Clearly many other brave people – some who are now dead as well for their bravery – knew this as well.
We are oh so very hung up between wanting the lie and hurting from the truth……displaced grief and fear over what we have created here in the USA boldly dots our landscape.
Really good piece, Fe. Thank you so much for your voice.
Carly, it must be especially difficult for the truth to peer through in NYC where the level of grief is ultra high. Best to you with your son and understanding that all is not as it appears.
Dear Fe,
You are doing us a great service to sound this wake up call.
Sept 11 is NOT an anniversary and it is not an event to be celebrated. I was there. The sound of a passenger jet crashing into a building will be with me forever. The feeling of the ground trembling as the buildings collapsed is one I hope to never experience again.

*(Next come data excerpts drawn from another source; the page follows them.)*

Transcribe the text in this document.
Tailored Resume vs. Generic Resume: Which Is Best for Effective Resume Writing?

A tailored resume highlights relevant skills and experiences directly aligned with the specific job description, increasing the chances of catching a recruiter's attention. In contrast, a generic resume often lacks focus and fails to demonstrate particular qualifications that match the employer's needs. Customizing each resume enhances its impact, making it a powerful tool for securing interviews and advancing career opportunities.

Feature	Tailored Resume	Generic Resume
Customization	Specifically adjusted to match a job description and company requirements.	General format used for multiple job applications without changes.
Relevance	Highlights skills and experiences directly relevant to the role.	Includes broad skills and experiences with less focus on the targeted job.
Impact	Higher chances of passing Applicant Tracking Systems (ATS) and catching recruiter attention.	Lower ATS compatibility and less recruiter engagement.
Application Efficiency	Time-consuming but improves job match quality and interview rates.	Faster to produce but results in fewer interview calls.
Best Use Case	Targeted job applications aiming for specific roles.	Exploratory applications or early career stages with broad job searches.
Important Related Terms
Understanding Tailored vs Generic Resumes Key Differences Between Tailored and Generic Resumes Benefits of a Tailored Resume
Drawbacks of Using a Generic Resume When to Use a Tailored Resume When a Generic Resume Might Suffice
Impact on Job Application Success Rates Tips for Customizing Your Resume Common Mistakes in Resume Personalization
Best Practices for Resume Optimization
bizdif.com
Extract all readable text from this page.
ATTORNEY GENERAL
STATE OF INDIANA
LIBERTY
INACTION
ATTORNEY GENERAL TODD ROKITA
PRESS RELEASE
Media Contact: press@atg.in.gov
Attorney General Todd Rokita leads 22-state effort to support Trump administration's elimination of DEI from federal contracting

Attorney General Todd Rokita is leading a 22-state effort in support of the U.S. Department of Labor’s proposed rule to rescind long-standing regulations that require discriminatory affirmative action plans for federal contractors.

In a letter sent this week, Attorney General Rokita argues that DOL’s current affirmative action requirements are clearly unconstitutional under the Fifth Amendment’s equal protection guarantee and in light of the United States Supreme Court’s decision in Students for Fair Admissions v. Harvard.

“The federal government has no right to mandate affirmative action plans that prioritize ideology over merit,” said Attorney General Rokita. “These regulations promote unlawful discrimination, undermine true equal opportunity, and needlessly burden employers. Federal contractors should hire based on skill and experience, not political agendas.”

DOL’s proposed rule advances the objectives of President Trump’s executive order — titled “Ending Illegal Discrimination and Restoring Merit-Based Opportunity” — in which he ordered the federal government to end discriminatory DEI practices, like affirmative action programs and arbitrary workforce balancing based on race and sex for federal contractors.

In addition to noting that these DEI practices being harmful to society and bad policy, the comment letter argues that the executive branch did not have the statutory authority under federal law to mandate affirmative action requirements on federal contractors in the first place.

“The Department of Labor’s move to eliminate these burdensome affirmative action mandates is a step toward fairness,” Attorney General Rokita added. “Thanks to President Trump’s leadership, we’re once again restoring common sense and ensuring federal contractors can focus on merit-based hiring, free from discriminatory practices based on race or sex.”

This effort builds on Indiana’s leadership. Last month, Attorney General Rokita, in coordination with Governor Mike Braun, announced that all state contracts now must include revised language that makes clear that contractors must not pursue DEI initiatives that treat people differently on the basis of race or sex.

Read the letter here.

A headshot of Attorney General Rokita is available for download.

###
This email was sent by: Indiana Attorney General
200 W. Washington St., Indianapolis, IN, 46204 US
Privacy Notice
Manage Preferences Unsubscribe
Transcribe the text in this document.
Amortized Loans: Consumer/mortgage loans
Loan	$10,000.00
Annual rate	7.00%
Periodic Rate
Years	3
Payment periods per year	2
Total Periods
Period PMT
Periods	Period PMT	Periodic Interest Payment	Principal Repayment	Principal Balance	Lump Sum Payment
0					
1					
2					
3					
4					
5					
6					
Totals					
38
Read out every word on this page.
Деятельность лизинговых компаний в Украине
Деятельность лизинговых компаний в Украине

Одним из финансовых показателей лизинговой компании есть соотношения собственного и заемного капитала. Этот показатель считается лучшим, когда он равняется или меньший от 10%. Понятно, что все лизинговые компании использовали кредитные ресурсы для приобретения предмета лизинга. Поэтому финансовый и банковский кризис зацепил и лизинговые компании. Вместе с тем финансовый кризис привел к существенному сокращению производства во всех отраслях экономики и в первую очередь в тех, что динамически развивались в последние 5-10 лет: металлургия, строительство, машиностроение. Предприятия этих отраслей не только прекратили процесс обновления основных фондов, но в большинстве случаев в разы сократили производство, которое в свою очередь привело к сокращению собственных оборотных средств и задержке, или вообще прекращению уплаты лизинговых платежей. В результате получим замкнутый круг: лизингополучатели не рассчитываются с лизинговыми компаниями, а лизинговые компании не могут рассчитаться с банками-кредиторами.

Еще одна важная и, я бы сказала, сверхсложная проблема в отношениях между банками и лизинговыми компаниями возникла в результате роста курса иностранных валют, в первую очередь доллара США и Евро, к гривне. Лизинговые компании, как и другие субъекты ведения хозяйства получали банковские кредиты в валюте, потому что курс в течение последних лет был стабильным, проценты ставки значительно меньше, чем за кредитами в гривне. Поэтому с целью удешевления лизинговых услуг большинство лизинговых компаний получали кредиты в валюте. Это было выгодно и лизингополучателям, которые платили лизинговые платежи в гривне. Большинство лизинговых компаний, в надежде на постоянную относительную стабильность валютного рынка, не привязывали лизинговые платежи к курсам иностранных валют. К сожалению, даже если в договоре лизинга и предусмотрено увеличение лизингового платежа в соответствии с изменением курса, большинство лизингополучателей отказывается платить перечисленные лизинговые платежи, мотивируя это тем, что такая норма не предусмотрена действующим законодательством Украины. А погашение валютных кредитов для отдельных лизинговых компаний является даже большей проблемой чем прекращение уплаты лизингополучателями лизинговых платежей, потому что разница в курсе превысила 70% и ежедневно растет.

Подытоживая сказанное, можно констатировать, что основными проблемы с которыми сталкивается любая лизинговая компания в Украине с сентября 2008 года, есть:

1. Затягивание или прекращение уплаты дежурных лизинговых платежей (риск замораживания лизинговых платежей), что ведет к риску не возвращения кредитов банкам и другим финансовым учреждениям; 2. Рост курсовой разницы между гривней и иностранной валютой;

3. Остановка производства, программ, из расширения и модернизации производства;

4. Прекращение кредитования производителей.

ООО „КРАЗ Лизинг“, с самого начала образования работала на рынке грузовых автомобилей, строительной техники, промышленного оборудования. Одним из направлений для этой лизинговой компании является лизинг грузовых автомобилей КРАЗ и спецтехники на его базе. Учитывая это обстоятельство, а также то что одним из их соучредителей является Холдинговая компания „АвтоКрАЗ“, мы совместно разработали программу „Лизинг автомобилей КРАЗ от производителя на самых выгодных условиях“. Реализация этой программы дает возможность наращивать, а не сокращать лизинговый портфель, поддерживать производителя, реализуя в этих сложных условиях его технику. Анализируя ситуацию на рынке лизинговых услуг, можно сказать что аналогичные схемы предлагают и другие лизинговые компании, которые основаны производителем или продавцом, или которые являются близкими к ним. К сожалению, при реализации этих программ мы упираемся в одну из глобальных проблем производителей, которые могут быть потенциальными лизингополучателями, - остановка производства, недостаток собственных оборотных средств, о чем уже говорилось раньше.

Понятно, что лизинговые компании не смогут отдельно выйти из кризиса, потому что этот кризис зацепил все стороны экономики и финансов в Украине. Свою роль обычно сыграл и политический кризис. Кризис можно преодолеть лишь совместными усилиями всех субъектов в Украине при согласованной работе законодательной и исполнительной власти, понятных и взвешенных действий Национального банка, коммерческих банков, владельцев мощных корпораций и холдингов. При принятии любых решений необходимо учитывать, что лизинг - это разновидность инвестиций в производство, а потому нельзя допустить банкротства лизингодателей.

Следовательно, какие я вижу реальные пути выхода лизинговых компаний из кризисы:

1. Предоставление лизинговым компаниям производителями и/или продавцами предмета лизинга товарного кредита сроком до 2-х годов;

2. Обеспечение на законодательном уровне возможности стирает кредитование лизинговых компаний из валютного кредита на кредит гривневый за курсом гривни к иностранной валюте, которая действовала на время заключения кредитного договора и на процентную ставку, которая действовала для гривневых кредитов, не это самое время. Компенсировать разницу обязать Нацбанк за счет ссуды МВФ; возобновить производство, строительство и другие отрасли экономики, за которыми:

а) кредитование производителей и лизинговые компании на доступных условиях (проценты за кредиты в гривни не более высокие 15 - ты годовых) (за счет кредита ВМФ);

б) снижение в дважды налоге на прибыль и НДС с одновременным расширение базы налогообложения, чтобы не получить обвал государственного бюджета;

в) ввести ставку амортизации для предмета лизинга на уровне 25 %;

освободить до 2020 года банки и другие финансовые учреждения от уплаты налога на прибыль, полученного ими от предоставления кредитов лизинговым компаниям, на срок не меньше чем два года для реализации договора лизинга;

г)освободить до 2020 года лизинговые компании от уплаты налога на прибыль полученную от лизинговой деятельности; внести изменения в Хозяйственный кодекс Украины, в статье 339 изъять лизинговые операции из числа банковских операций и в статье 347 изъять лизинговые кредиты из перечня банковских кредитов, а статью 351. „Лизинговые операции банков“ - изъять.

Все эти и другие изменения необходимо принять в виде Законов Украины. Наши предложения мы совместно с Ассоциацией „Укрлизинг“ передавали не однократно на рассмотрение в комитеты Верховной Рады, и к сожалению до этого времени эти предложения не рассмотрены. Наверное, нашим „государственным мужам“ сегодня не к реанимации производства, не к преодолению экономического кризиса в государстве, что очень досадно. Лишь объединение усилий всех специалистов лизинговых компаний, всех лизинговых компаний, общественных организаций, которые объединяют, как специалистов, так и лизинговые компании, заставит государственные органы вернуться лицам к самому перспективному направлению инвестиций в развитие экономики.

I always wondered how it was that the buildings did not topple to one side or the other but went straight down. BOTH of them. Several of my engineer friends who worked at WTC told me that it was not possible for the buildings to come down in pancake fashion without some serious planning.
My 8-year old son was conceived in the month after the jets flew into the World Trade Center. Today, he is EXCITED to go downtown for the 9/11 celebrations. His excitement is innocent. I feel it is misplaced and I will work to help him understand that what happened right before he was born is not something to party about.
When we stop being fearful, we will demand the truth. Or when we start being more afraid that our government is working against our best interests, we will demand the truth. Right now, we’re all too scared of everything. Too scared of losing our jobs, of losing our homes, of losing our THINGS. Too scared of “The Other” no matter who that “Other” is. We have been taught to fear those things as a distraction from the abuse that we suffer every day from the protectors of corporations and corporate profits.
As you point out, this kind of abuse and deception has been going on for centuries. We need to find the tools to end it now. Or our children won’t stand a chance.